The Associated Press
DERA ISMAIL KHAN, Pakistan -- At least 15 people, including women and children, were killed in an attack involving U.S.-led forces in a remote Pakistani village near the border with Afghanistan, intelligence officials and a witness said Wednesday.
The U.S.-led coalition in Afghanistan said it had no report of such an incursion, said to have happened in the militant-infested South Waziristan tribal region. Pakistan's army confirmed an attack but did not specify if it believed foreign troops were involved.

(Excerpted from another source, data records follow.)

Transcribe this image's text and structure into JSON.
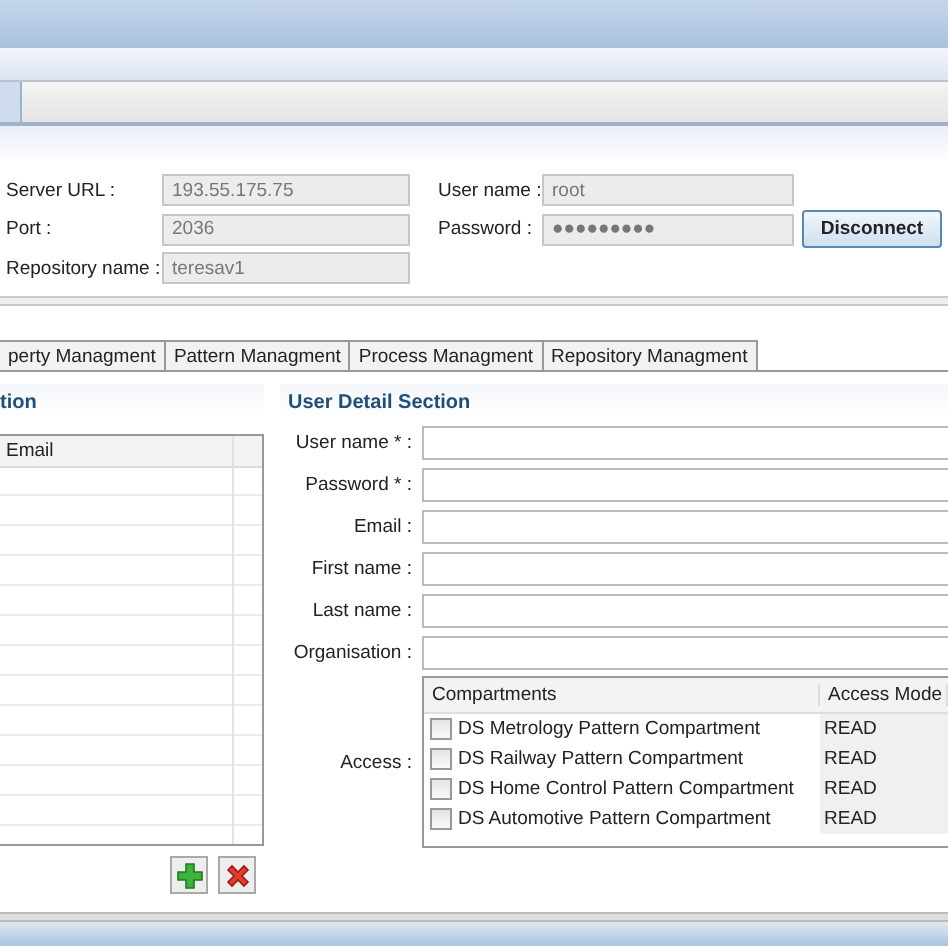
{
  "connection": {
    "fields": [
      {
        "label": "Server URL :",
        "value": "193.55.175.75"
      },
      {
        "label": "User name :",
        "value": "root"
      },
      {
        "label": "Port :",
        "value": "2036"
      },
      {
        "label": "Password :",
        "value": "●●●●●●●●●"
      },
      {
        "label": "Repository name :",
        "value": "teresav1"
      }
    ],
    "button": "Disconnect"
  },
  "tabs": [
    {
      "label": "perty Managment",
      "selected": false
    },
    {
      "label": "Pattern Managment",
      "selected": false
    },
    {
      "label": "Process Managment",
      "selected": false
    },
    {
      "label": "Repository Managment",
      "selected": false
    }
  ],
  "user_list": {
    "title": "tion",
    "columns": [
      "Email"
    ]
  },
  "user_detail": {
    "title": "User Detail Section",
    "fields": [
      {
        "label": "User name * :"
      },
      {
        "label": "Password * :"
      },
      {
        "label": "Email :"
      },
      {
        "label": "First name :"
      },
      {
        "label": "Last name :"
      },
      {
        "label": "Organisation :"
      }
    ],
    "access_label": "Access :",
    "access_table": {
      "columns": [
        "Compartments",
        "Access Mode"
      ],
      "rows": [
        {
          "name": "DS Metrology Pattern Compartment",
          "mode": "READ",
          "checked": false
        },
        {
          "name": "DS Railway Pattern Compartment",
          "mode": "READ",
          "checked": false
        },
        {
          "name": "DS Home Control Pattern Compartment",
          "mode": "READ",
          "checked": false
        },
        {
          "name": "DS Automotive Pattern Compartment",
          "mode": "READ",
          "checked": false
        }
      ]
    }
  }
}
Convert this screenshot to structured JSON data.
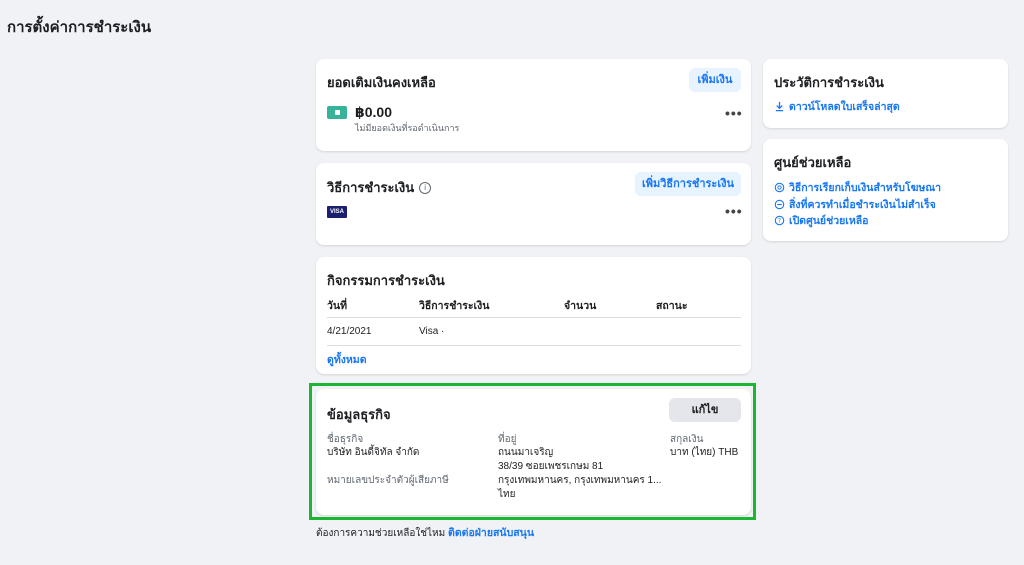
{
  "page_title": "การตั้งค่าการชำระเงิน",
  "balance": {
    "title": "ยอดเติมเงินคงเหลือ",
    "add_label": "เพิ่มเงิน",
    "amount": "฿0.00",
    "note": "ไม่มียอดเงินที่รอดำเนินการ",
    "more": "•••"
  },
  "payment_method": {
    "title": "วิธีการชำระเงิน",
    "add_label": "เพิ่มวิธีการชำระเงิน",
    "card_brand": "VISA",
    "more": "•••"
  },
  "activity": {
    "title": "กิจกรรมการชำระเงิน",
    "columns": [
      "วันที่",
      "วิธีการชำระเงิน",
      "จำนวน",
      "สถานะ"
    ],
    "rows": [
      {
        "date": "4/21/2021",
        "method": "Visa ·",
        "amount": "",
        "status": ""
      }
    ],
    "view_all": "ดูทั้งหมด"
  },
  "business": {
    "title": "ข้อมูลธุรกิจ",
    "edit_label": "แก้ไข",
    "name_label": "ชื่อธุรกิจ",
    "name_value": "บริษัท อินดี้จิทัล จำกัด",
    "tax_label": "หมายเลขประจำตัวผู้เสียภาษี",
    "address_label": "ที่อยู่",
    "address_lines": [
      "ถนนมาเจริญ",
      "38/39 ซอยเพชรเกษม 81",
      "กรุงเทพมหานคร, กรุงเทพมหานคร 1...",
      "ไทย"
    ],
    "currency_label": "สกุลเงิน",
    "currency_value": "บาท (ไทย) THB"
  },
  "footer": {
    "question": "ต้องการความช่วยเหลือใช่ไหม",
    "contact": "ติดต่อฝ่ายสนับสนุน"
  },
  "history": {
    "title": "ประวัติการชำระเงิน",
    "download": "ดาวน์โหลดใบเสร็จล่าสุด"
  },
  "help": {
    "title": "ศูนย์ช่วยเหลือ",
    "links": [
      "วิธีการเรียกเก็บเงินสำหรับโฆษณา",
      "สิ่งที่ควรทำเมื่อชำระเงินไม่สำเร็จ",
      "เปิดศูนย์ช่วยเหลือ"
    ]
  },
  "colors": {
    "accent": "#1877f2",
    "highlight": "#1bb733",
    "wallet": "#36b399",
    "visa": "#1a1f71"
  }
}
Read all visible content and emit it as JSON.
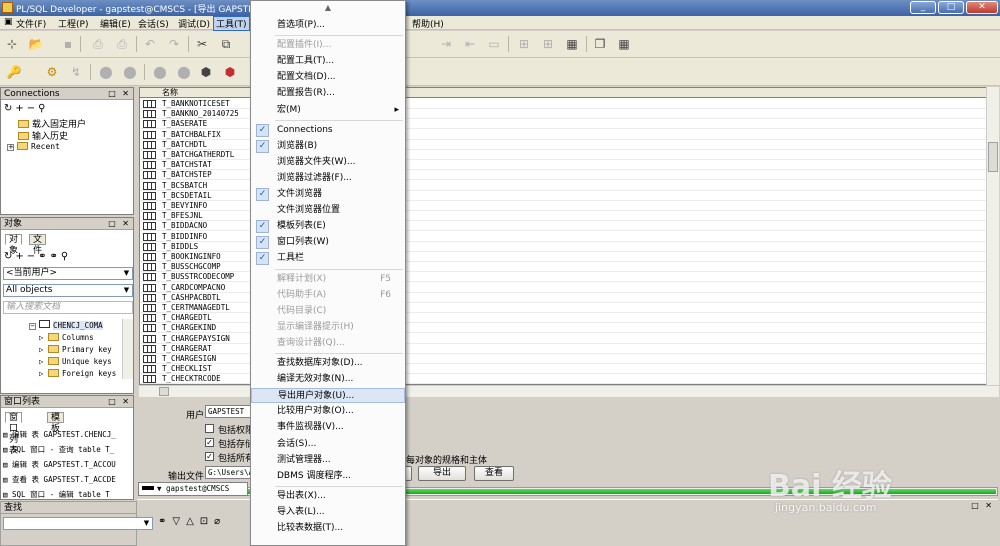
{
  "window": {
    "title": "PL/SQL Developer - gapstest@CMSCS - [导出 GAPSTEST",
    "minimize": "_",
    "maximize": "□",
    "close": "✕"
  },
  "menubar": {
    "items": [
      "文件(F)",
      "工程(P)",
      "编辑(E)",
      "会话(S)",
      "调试(D)",
      "工具(T)"
    ],
    "help": "帮助(H)"
  },
  "connections_panel": {
    "title": "Connections",
    "controls": "□ ✕",
    "items": [
      "载入固定用户",
      "输入历史",
      "Recent"
    ]
  },
  "objects_panel": {
    "title": "对象",
    "tabs": [
      "对象",
      "文件"
    ],
    "user_combo": "<当前用户>",
    "filter_combo": "All objects",
    "search_placeholder": "输入搜索文档",
    "tree": {
      "root": "CHENCJ_COMA",
      "children": [
        "Columns",
        "Primary key",
        "Unique keys",
        "Foreign keys"
      ]
    }
  },
  "window_list": {
    "title": "窗口列表",
    "tabs": [
      "窗口列表",
      "模板"
    ],
    "items": [
      "编辑 表 GAPSTEST.CHENCJ_",
      "SQL 窗口 - 查询 table T_",
      "编辑 表 GAPSTEST.T_ACCOU",
      "查看 表 GAPSTEST.T_ACCDE",
      "SQL 窗口 - 编辑 table T"
    ]
  },
  "find_bar": {
    "title": "查找"
  },
  "table_list": {
    "header": "名称",
    "rows": [
      "T_BANKNOTICESET",
      "T_BANKNO_20140725",
      "T_BASERATE",
      "T_BATCHBALFIX",
      "T_BATCHDTL",
      "T_BATCHGATHERDTL",
      "T_BATCHSTAT",
      "T_BATCHSTEP",
      "T_BCSBATCH",
      "T_BCSDETAIL",
      "T_BEVYINFO",
      "T_BFESJNL",
      "T_BIDDACNO",
      "T_BIDDINFO",
      "T_BIDDLS",
      "T_BOOKINGINFO",
      "T_BUSSCHGCOMP",
      "T_BUSSTRCODECOMP",
      "T_CARDCOMPACNO",
      "T_CASHPACBDTL",
      "T_CERTMANAGEDTL",
      "T_CHARGEDTL",
      "T_CHARGEKIND",
      "T_CHARGEPAYSIGN",
      "T_CHARGERAT",
      "T_CHARGESIGN",
      "T_CHECKLIST",
      "T_CHECKTRCODE"
    ]
  },
  "export_dialog": {
    "user_label": "用户",
    "user_value": "GAPSTEST",
    "checkboxes": [
      "包括权限",
      "包括存储",
      "包括所有"
    ],
    "output_label": "输出文件",
    "output_value": "G:\\Users\\A",
    "hint_text": "每对象的规格和主体",
    "export_button": "导出",
    "view_button": "查看",
    "progress": 1.0,
    "connection": "gapstest@CMSCS"
  },
  "tools_menu": {
    "items": [
      {
        "label": "首选项(P)...",
        "checked": false,
        "disabled": false
      },
      {
        "label": "配置插件(I)...",
        "checked": false,
        "disabled": true
      },
      {
        "label": "配置工具(T)...",
        "checked": false,
        "disabled": false
      },
      {
        "label": "配置文档(D)...",
        "checked": false,
        "disabled": false
      },
      {
        "label": "配置报告(R)...",
        "checked": false,
        "disabled": false
      },
      {
        "label": "宏(M)",
        "checked": false,
        "disabled": false,
        "submenu": true
      },
      {
        "label": "Connections",
        "checked": true,
        "disabled": false
      },
      {
        "label": "浏览器(B)",
        "checked": true,
        "disabled": false
      },
      {
        "label": "浏览器文件夹(W)...",
        "checked": false,
        "disabled": false
      },
      {
        "label": "浏览器过滤器(F)...",
        "checked": false,
        "disabled": false
      },
      {
        "label": "文件浏览器",
        "checked": true,
        "disabled": false
      },
      {
        "label": "文件浏览器位置",
        "checked": false,
        "disabled": false
      },
      {
        "label": "模板列表(E)",
        "checked": true,
        "disabled": false
      },
      {
        "label": "窗口列表(W)",
        "checked": true,
        "disabled": false
      },
      {
        "label": "工具栏",
        "checked": true,
        "disabled": false
      },
      {
        "label": "解释计划(X)",
        "shortcut": "F5",
        "checked": false,
        "disabled": true
      },
      {
        "label": "代码助手(A)",
        "shortcut": "F6",
        "checked": false,
        "disabled": true
      },
      {
        "label": "代码目录(C)",
        "checked": false,
        "disabled": true
      },
      {
        "label": "显示编译器提示(H)",
        "checked": false,
        "disabled": true
      },
      {
        "label": "查询设计器(Q)...",
        "checked": false,
        "disabled": true
      },
      {
        "label": "查找数据库对象(D)...",
        "checked": false,
        "disabled": false
      },
      {
        "label": "编译无效对象(N)...",
        "checked": false,
        "disabled": false
      },
      {
        "label": "导出用户对象(U)...",
        "checked": false,
        "disabled": false,
        "highlighted": true
      },
      {
        "label": "比较用户对象(O)...",
        "checked": false,
        "disabled": false
      },
      {
        "label": "事件监视器(V)...",
        "checked": false,
        "disabled": false
      },
      {
        "label": "会话(S)...",
        "checked": false,
        "disabled": false
      },
      {
        "label": "测试管理器...",
        "checked": false,
        "disabled": false
      },
      {
        "label": "DBMS 调度程序...",
        "checked": false,
        "disabled": false
      },
      {
        "label": "导出表(X)...",
        "checked": false,
        "disabled": false
      },
      {
        "label": "导入表(L)...",
        "checked": false,
        "disabled": false
      },
      {
        "label": "比较表数据(T)...",
        "checked": false,
        "disabled": false
      }
    ]
  },
  "watermark": {
    "brand": "Bai 经验",
    "url": "jingyan.baidu.com"
  }
}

The U.S. and Pakistan, allies in the war on terror, have had tensions over cross-border attacks, including suspected American missile strikes in Pakistani territory. In one high-profile incident earlier this year, Pakistan said 11 of its soldiers died when U.S. aircraft bombed their border post.
Habib Khan Wazir, an area resident, said the latest incident happened before dawn, shortly after an American helicopter landed in the village of Musa Nikow in South Waziristan.
He said as the owner of a home nearby came outside with his wife, the "American and Afghan soldiers started firing."
Khan said later the troops entered the house and killed seven other people, including women and children. He said the troops also killed six other residents.
Two local intelligence officials confirmed the account on condition of anonymity because they were not authorized to speak to media. One official said 19 people died.
The U.S. embassy in Islamabad declined to comment.
Maj. Murad Khan, a spokesman for Pakistan's army, said it could confirm an attack on a house near the Pakistan-Afghan border.
"We are collecting details," Khan said, without specifying if Americans were involved.
American officials say Pakistan's tribal regions along the Afghan border have turned into havens for al Qaeda and Taliban-linked militants involved in attacks on U.S. and NATO forces in Afghanistan. South Waziristan is the base for Pakistan's top Taliban leader, Baitullah Mehsud.
The U.S. has pushed Pakistan to crack down on the militancy inside its territory, and there have been debates in Washington over how far the U.S. can go in carrying out its own strikes.
U.S. rules of engagement allow ground forces to go a few kilometres into Pakistan when in "hot pursuit" and when forces were targeted or fired on by the enemy. U.S. rules also allow aircraft to go several kilometres into Pakistan air space.